900 Kilogramm Kohle und "a narrisch guads Bier" bei Peißenberger Köhlertagen

Vor 7000 Jahren wurde damit Eisen geschmiedet, heute ermöglicht es die allseits beliebte Grillsaison: Holzkohle. Mit einer ganz besonderen können nun all diejenigen ihren Grill anheizen, die sich einen Sack Holzkohle vom Meiler der ersten Peißenberger Köhlertage besorgten.
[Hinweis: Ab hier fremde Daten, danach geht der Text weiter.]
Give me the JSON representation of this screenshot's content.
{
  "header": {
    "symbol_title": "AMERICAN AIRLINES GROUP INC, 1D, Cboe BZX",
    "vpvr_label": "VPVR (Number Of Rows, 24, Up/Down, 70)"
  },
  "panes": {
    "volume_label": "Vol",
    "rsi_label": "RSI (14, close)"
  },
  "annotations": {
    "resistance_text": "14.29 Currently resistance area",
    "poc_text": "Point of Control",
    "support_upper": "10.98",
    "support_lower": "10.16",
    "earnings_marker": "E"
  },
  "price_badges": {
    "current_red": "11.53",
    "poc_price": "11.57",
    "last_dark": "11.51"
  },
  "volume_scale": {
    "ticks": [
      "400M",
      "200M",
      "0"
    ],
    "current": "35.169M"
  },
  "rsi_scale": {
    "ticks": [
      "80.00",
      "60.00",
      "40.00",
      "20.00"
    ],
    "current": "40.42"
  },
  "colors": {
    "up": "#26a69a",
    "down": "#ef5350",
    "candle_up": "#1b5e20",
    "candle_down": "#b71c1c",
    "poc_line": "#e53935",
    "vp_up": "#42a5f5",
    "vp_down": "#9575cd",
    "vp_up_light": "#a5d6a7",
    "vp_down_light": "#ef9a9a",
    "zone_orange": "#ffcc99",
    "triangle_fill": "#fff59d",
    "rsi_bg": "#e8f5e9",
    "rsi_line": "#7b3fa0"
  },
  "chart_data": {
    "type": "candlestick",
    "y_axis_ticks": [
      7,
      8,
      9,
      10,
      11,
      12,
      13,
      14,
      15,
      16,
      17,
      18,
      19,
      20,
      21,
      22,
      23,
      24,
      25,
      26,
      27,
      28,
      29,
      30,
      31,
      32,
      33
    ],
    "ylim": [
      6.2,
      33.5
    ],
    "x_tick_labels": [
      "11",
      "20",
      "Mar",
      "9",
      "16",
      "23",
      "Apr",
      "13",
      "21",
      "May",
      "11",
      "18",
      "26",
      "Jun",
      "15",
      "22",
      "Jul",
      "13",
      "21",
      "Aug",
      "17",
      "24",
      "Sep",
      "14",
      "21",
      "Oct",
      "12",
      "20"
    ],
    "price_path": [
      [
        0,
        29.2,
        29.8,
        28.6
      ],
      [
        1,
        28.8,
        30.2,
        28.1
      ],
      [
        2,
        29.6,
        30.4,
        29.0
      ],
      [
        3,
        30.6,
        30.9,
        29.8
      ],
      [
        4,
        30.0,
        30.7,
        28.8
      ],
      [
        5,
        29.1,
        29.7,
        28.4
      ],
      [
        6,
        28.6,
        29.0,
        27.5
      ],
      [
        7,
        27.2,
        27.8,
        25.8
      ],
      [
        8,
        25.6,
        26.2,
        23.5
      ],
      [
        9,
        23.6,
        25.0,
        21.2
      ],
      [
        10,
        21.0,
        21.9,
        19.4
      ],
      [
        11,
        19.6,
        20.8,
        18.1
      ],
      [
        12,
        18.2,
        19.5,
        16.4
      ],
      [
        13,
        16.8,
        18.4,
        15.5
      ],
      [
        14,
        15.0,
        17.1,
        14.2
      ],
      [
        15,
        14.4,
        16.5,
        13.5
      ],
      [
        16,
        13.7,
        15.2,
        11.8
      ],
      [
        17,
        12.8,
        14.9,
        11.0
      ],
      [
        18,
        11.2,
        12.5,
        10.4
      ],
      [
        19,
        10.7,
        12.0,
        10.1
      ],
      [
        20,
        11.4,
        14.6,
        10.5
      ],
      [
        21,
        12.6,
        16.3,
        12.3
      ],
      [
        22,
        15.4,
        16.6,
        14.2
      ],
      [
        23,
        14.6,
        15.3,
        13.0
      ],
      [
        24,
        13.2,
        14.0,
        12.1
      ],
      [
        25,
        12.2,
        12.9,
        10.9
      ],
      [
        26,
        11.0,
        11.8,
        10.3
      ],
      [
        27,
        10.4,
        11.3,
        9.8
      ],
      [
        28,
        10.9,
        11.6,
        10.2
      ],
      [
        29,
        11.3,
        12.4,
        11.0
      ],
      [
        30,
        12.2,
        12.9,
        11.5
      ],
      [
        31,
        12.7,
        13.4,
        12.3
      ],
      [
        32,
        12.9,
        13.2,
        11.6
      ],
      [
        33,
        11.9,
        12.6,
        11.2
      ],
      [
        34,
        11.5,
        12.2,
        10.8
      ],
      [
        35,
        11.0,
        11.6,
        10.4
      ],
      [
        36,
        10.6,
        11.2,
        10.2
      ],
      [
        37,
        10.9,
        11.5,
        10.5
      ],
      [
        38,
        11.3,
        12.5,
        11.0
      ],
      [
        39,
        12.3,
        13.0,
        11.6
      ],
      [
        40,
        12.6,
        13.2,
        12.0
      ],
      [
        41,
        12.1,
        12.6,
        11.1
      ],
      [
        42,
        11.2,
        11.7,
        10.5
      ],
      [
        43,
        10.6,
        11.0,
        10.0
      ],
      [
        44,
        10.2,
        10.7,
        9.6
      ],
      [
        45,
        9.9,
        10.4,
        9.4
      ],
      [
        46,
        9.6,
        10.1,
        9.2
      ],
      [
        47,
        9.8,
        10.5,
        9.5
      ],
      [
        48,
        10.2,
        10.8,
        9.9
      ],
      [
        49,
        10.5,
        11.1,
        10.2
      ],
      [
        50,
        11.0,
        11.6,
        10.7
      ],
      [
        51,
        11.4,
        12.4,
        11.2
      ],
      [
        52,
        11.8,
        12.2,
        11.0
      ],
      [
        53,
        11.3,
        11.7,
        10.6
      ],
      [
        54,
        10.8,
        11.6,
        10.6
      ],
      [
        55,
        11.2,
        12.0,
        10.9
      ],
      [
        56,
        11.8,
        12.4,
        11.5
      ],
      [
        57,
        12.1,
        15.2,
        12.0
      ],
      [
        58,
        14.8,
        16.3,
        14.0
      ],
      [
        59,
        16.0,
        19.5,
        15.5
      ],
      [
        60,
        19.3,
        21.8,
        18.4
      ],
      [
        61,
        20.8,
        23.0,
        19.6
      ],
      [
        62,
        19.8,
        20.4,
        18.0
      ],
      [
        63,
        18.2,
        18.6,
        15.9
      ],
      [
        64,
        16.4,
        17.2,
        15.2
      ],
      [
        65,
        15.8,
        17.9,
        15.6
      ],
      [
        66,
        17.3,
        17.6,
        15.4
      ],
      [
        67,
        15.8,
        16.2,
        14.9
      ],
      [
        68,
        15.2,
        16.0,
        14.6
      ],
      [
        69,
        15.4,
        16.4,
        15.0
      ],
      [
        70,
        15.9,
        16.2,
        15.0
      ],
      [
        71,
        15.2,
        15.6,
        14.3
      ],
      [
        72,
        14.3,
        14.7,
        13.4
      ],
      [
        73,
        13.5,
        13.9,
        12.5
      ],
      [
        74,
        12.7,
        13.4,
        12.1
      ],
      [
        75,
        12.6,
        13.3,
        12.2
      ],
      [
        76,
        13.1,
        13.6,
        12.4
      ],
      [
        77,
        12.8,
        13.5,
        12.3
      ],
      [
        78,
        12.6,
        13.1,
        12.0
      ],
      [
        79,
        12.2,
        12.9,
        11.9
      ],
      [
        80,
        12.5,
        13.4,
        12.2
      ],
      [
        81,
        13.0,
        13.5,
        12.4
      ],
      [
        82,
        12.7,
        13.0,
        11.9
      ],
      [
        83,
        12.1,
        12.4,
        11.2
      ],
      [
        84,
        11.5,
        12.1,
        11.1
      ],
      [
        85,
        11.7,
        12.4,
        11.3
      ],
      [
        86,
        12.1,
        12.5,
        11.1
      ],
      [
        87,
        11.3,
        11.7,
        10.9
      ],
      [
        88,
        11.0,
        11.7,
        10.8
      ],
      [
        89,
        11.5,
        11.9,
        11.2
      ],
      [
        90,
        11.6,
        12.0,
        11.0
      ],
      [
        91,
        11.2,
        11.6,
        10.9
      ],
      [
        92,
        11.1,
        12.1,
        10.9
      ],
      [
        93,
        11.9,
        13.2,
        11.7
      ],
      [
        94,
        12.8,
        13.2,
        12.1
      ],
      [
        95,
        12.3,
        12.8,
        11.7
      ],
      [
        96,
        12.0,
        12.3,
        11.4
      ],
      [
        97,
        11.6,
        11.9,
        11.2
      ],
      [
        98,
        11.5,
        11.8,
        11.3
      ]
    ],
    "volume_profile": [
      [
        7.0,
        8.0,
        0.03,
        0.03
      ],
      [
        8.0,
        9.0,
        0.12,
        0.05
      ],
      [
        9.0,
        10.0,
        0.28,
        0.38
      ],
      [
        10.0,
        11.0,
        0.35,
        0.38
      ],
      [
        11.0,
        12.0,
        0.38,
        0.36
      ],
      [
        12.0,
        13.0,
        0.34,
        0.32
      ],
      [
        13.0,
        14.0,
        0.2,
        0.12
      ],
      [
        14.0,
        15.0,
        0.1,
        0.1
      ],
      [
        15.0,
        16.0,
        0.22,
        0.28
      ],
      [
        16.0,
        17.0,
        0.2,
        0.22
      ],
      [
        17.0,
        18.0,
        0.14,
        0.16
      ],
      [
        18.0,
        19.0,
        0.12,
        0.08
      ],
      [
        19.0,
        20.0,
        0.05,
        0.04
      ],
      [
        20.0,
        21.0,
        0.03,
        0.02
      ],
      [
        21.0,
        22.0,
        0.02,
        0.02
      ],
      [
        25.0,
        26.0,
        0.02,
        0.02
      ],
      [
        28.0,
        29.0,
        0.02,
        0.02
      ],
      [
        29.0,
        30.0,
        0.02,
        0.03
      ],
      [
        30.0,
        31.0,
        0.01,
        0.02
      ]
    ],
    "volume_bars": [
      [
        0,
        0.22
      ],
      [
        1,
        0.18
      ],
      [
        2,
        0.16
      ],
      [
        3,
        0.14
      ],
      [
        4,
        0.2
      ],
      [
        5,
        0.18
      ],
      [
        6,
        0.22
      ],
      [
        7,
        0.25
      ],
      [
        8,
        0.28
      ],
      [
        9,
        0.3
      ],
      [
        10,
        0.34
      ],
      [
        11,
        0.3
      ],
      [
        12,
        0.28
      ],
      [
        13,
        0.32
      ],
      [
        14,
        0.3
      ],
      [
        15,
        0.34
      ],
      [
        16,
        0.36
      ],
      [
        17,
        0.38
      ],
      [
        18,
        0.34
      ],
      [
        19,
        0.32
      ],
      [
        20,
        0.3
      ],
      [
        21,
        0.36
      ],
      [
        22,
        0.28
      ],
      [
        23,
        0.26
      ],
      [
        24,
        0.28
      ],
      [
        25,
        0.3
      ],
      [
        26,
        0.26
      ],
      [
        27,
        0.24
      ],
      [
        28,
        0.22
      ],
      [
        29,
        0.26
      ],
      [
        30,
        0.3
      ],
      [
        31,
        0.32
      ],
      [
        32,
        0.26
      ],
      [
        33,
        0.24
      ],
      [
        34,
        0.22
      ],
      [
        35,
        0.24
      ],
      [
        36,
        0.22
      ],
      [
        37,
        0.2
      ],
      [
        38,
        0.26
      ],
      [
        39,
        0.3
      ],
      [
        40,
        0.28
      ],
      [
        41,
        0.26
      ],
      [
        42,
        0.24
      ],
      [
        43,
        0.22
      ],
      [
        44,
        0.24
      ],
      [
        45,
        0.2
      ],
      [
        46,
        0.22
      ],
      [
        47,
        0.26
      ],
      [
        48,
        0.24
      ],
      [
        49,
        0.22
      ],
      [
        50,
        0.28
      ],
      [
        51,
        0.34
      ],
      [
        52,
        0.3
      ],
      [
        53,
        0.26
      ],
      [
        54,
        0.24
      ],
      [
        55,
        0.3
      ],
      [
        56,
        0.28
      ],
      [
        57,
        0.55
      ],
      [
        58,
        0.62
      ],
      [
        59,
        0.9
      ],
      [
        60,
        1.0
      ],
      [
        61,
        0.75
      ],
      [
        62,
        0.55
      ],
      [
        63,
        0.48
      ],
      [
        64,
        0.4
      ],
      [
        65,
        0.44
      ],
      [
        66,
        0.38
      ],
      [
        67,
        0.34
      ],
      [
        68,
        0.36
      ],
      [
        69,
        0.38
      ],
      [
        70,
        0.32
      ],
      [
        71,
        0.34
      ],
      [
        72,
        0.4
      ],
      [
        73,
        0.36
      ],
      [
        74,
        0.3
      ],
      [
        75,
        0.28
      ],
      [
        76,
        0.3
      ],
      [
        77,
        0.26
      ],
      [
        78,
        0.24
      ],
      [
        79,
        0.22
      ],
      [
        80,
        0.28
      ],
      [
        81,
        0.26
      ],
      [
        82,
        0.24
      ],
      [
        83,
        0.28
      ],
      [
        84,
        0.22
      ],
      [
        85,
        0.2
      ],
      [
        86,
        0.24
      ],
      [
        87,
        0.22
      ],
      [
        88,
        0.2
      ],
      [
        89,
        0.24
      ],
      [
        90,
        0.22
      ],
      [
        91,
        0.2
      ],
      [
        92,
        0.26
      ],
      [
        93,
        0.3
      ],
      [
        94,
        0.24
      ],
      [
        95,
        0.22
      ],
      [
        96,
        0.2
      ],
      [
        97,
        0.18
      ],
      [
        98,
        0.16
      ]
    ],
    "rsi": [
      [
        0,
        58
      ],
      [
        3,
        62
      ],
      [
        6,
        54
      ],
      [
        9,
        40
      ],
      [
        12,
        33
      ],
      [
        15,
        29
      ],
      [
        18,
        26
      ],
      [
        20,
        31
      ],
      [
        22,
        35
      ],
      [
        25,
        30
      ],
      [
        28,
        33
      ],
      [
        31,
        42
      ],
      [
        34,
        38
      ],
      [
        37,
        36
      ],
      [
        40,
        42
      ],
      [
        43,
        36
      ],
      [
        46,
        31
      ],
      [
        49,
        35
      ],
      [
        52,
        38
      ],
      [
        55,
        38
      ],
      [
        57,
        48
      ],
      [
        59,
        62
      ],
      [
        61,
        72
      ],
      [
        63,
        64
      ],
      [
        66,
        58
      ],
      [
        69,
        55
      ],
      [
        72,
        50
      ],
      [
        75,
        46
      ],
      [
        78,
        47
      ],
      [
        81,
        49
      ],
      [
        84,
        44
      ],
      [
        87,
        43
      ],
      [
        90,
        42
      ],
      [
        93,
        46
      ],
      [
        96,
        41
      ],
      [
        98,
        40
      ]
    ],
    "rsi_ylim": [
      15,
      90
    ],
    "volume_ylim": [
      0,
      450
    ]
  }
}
Man musste schnell sein am vergangenen Freitag, um noch einen Sack des außergewöhnlichen Brennmaterials zu ergattern. Am Nachmittag lagen nur noch wenige Säcke zum Verkauf bereit und immer wieder fanden neue Kunden den Weg zur Berghalde in Peißenberg. Der Wind hatte den Verkohlungsprozess innerhalb des Meilers so stark beschleunigt, dass die Veranstalter mit viel Feingefühl für das Material nach einem Teststich in die Kohle entschieden, den Kamin statt wie geplant am Samstag, schon am Donnerstag zu löschen. Der Kohlenmeiler wurde eine Woche zuvor in aufwendiger und traditioneller Technik errichtet. Um einen Aufbau von Stangen, der die Funktion eines Kamins erfüllte, wurde auf eine Schicht Fichtenholz ein Bretterboden gelegt, in dem ein Zündkanal freigelassen wurde. Zwei Jahre gelagertes, völlig trockenes Buchenholz lieferte das Innenleben des mit Daxen und nassem Kohlenstaub bedeckten Meilers, der durch Peißenbergs Bürgermeisterin Manuela Vanni Ende Mai entzündet wurde. Seither glühte das Holz fast luftdicht verschlossen im Meiler bei einer Temperatur von 500 Grad Celsius, streng bewacht von den Veranstaltern des Bier&Tradition-Vereins um Lothar Wagner. Die Männer, allesamt ehemalige Bergleute, Köhler und Brauer, nächtigten in einem Bauwagen, um ständig Wache halten zu können. Denn das Holz durfte nicht brennen, sondern musste langsam glühen, um zu Holzkohle zu werden. Der Glühprozess im Kohlenmeiler wurde durch kleine Löcher in dessen Mantel permanent überprüft und ein aufkommendes Feuer durch Lösche, feinsten, durchnässten Kohlestaub, erstickt. So konnte der Holzkohlenmeiler nach sieben Tagen erfolgreicher Holzkohleherstellung mit 200 Litern Wasser langsam gelöscht und das gesiebte Resultat von etwa 900 Kilogramm Brennmaterial an zahlreiche Kunden verkauft werden. Veranstalter Lothar Wagner beurteilte die Resonanz auf den Kohlenverkauf und die Köhlertage als „hervorragend“. Das Festzelt war „gut besucht“ und besonders Familien mit Kindern verbrachten eine gute Zeit bei den „ruhigen und friedlichen“ ersten Köhlertagen. Zur Erfrischung gab es „a narrisch guads Bier“ für die Erwachsenen.